Motorists belittled by owners of foreign cars could share their woes in a sympathetic atmosphere. They could learn not to be intimidated by vehicles that stand on their own four wheels without a government-rescue plan.

Logo eradication.

In what would be a bonanza for auto-body shops, the government could provide vouchers to the owners of Big Three cars entitling them to free removal of any symbol or verbiage suggesting that their vehicles were manufactured by General Motors, Ford or Chrysler.

Ashamed owners could keep their cars' origins anonymous, much like Internal Revenue Service and Central Intelligence Agency employees who say they work "for the government."

Viagra for the gas tank.

If American pharmaceutical companies can find a cure for erectile dysfunction, then resourceful chemists, aided by government research grants, should be able to develop a biofuel that will put a tiger in the domestics' tanks (to borrow another line from the 1960s).

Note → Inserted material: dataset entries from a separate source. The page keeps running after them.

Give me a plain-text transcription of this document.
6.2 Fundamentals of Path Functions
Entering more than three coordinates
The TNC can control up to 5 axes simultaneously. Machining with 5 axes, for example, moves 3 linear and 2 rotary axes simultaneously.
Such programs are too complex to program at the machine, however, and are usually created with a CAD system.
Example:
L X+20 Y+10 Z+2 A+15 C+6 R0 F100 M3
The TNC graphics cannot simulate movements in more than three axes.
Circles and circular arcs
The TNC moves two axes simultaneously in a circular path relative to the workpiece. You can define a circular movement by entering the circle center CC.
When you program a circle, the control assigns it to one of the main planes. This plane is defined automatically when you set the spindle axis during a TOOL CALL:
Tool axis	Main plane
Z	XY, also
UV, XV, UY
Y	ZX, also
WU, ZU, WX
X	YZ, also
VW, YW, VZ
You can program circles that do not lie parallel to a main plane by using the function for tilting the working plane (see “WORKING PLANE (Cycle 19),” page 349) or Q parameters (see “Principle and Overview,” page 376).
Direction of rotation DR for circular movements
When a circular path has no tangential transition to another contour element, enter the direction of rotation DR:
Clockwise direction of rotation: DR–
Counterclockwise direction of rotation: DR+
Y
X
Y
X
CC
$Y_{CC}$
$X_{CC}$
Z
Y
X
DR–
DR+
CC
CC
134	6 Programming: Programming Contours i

Such a fuel-injection stimulant would give new accelerative powers to American cars. And its four hours of potency would make it longer-lasting than the electric charge of the $40,000 Chevy Volt due out in 2010.

Buyback program.

Any owner still dissatisfied after the first three measures could sell his car for book value to the federal government, which would become the largest used-car dealer in the nation.

Instead of hiring salesmen from the general population, though, the government could initiate a massive work-release program for white-collar criminals - especicially convicted politicians.

Gifted in selling people a bill of goods, and deft at advancing themselves at the expense of a trusting public, they could work off their sentences by meeting sales quotas.

Ultimately, the government could not only resell formerly unwanted cars, but also find a far more respectable line of work for disgraced politicians.